Martinisonntag lockte viele Besucher an

Wenn am Martinisonntag die Gehwege in Gablenberg eng werden, ist das ein gutes Zeichen: Die Marktbeschicker, die geöffneten Geschäfte, die Rettungshundestaffel und auch alle anderen freuten sich über den regen Betrieb am 10. November. Als echter Publikums renner erwiesen sich die schwäbischen Büchle von Peter Ruge, die der Autor selbst dem Handels- und Gewerbeverein Gablenberg gespendet hatte. Die Nachfrage nach ihnen war enorm. „Die waren ruckzuck weg“, berichten HGV-Mit glieder, bei denen die witzigen Bändchen zu bekommen waren.
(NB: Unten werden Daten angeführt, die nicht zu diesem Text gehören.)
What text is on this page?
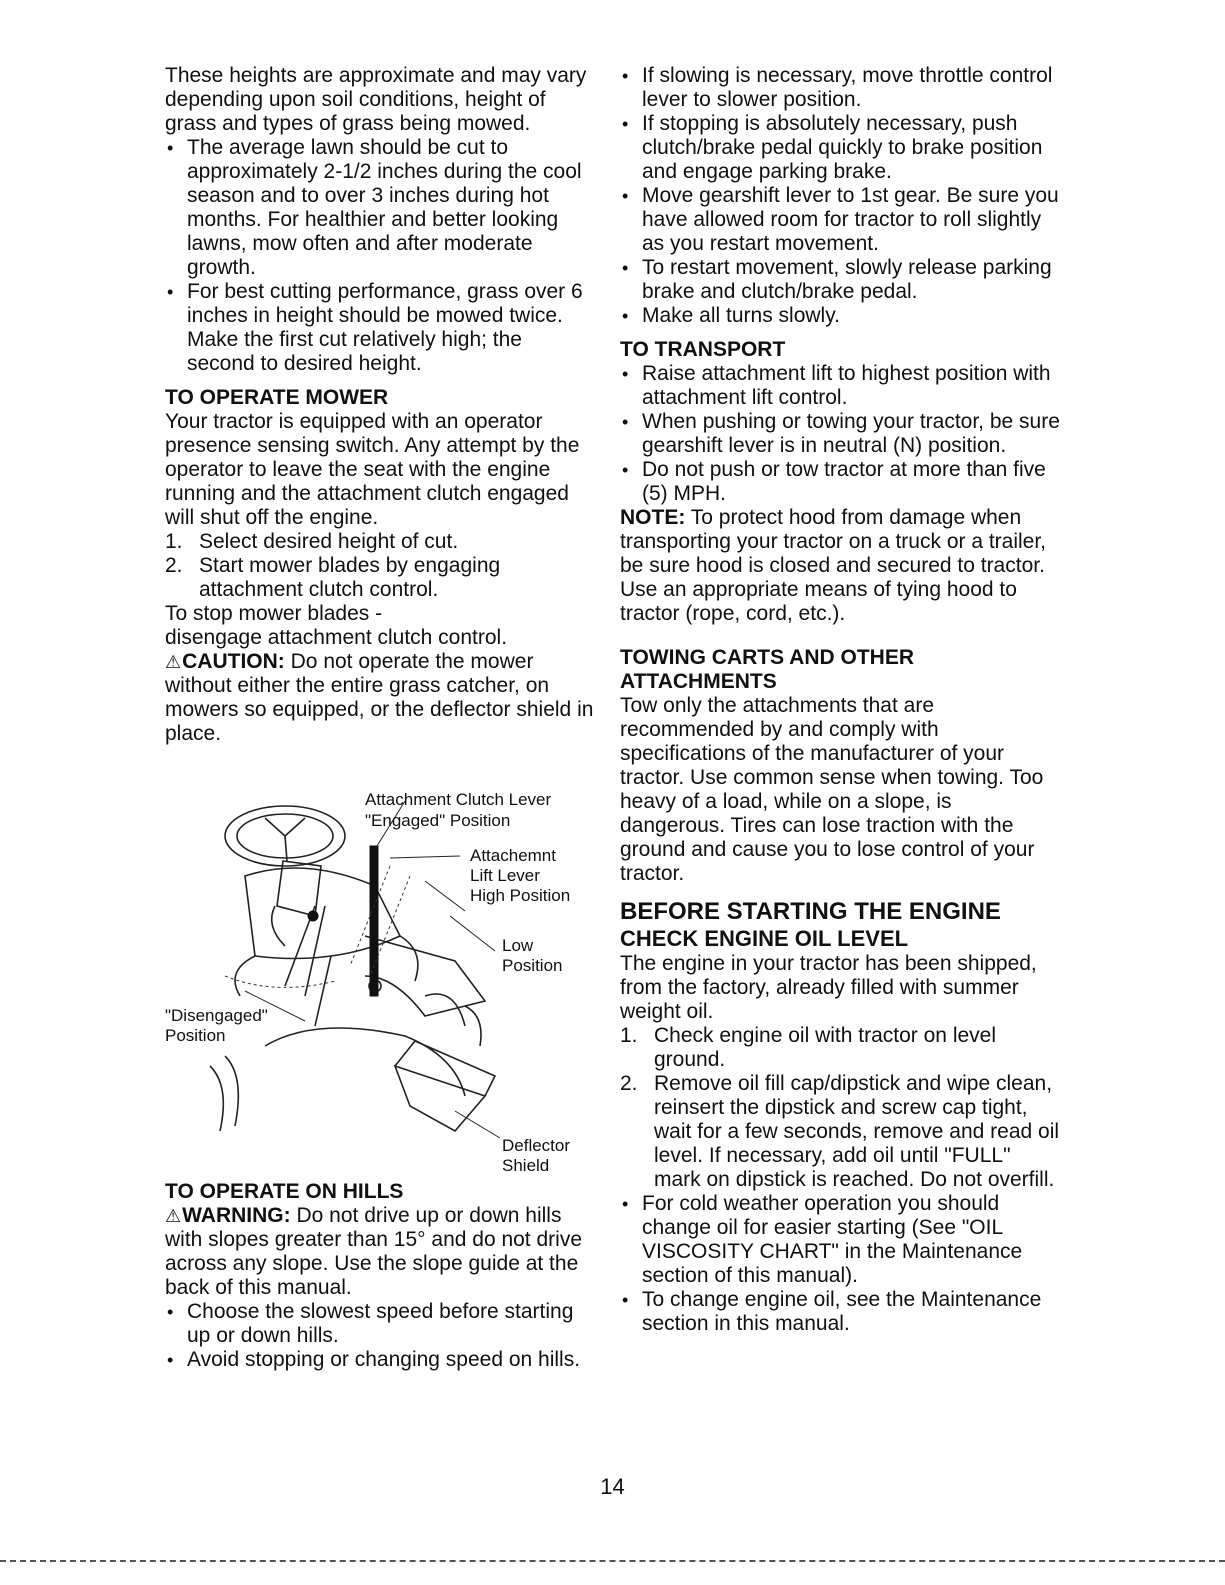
These heights are approximate and may vary depending upon soil conditions, height of grass and types of grass being mowed.

• The average lawn should be cut to approximately 2-1/2 inches during the cool season and to over 3 inches during hot months. For healthier and better looking lawns, mow often and after moderate growth.
• For best cutting performance, grass over 6 inches in height should be mowed twice. Make the first cut relatively high; the second to desired height.

TO OPERATE MOWER

Your tractor is equipped with an operator presence sensing switch. Any attempt by the operator to leave the seat with the engine running and the attachment clutch engaged will shut off the engine.

1. Select desired height of cut.
2. Start mower blades by engaging attachment clutch control.

To stop mower blades -

disengage attachment clutch control.

⚠CAUTION: Do not operate the mower without either the entire grass catcher, on mowers so equipped, or the deflector shield in place.

Attachment Clutch Lever
"Engaged" Position
Attachemnt
Lift Lever
High Position
Low
Position
"Disengaged"
Position
Deflector
Shield

TO OPERATE ON HILLS

⚠WARNING: Do not drive up or down hills with slopes greater than 15° and do not drive across any slope. Use the slope guide at the back of this manual.

• Choose the slowest speed before starting up or down hills.
• Avoid stopping or changing speed on hills.
• If slowing is necessary, move throttle control lever to slower position.
• If stopping is absolutely necessary, push clutch/brake pedal quickly to brake position and engage parking brake.
• Move gearshift lever to 1st gear. Be sure you have allowed room for tractor to roll slightly as you restart movement.
• To restart movement, slowly release parking brake and clutch/brake pedal.
• Make all turns slowly.

TO TRANSPORT

• Raise attachment lift to highest position with attachment lift control.
• When pushing or towing your tractor, be sure gearshift lever is in neutral (N) position.
• Do not push or tow tractor at more than five (5) MPH.

NOTE: To protect hood from damage when transporting your tractor on a truck or a trailer, be sure hood is closed and secured to tractor. Use an appropriate means of tying hood to tractor (rope, cord, etc.).

TOWING CARTS AND OTHER ATTACHMENTS

Tow only the attachments that are recommended by and comply with specifications of the manufacturer of your tractor. Use common sense when towing. Too heavy of a load, while on a slope, is dangerous. Tires can lose traction with the ground and cause you to lose control of your tractor.

BEFORE STARTING THE ENGINE

CHECK ENGINE OIL LEVEL

The engine in your tractor has been shipped, from the factory, already filled with summer weight oil.

1. Check engine oil with tractor on level ground.
2. Remove oil fill cap/dipstick and wipe clean, reinsert the dipstick and screw cap tight, wait for a few seconds, remove and read oil level. If necessary, add oil until "FULL" mark on dipstick is reached. Do not overfill.
• For cold weather operation you should change oil for easier starting (See "OIL VISCOSITY CHART" in the Maintenance section of this manual).
• To change engine oil, see the Maintenance section in this manual.
14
Am verregneten Samstag davor machten sich die Veranstalter schon ein bisschen Wettersorgen, aber am Martinisonntag war das Wetter dann perfekt – nicht überall im Ländle, aber in Gablenberg. Die Sonne schien und gleichzeitig war es kalt genug, um immer mal wieder einen Abstecher in die Geschäfte zu machen. Auch der Gaisburger Marsch des DRK, der in dessen Feldküche köchelte, war bei diesen Bedingungen besonders gefragt. „Sehr lecker“, befand ein Kunde auf dem Schmalzmarkt und kaufte gleich noch eine Waffel dazu. Kinder wie Erwachsene freuten sich über die Vorführungen der Rettungshunde. „Wenn es geregnet hätte, könnten die Hunde nicht auf die Geräte, das wäre zu gefährlich“, sagte Gisela Becker von der Hundestaffel. So aber führten die Super-Nasen vor, wie sie über Leitern und wackelnde Bretter balancieren, durch Tunnel schlüpfen und vermisste Personen nicht nur finden, sondern auch nach einem bestimmten Muster anzeigen. Becker lobte aber auch die Zuschauer, die sich diszipliniert verhielten und hinter den aufgestellten Pylonen zurückblieben. „Das klappt wunderbar“, sagte sie. „Die Leute sind toll und die Stimmung hier auf diesem Plätzle auch.“ Im Anschluss wurden Spenden gesammelt, denn die Staffel arbeitet zwar ehrenamtlich und alle Hunde werden als Familienhunde privat unterhalten. Kosten hat sie aber natürlich trotzdem. Den Gesuchten beziehungsweise Geretteten und ihren Familien wird aber keine Rechnung gestellt. „Jeder Mensch, ob er Geld hat oder nicht, soll das gleiche Recht haben, dass seine Angehörigen gesucht werden“, so Becker.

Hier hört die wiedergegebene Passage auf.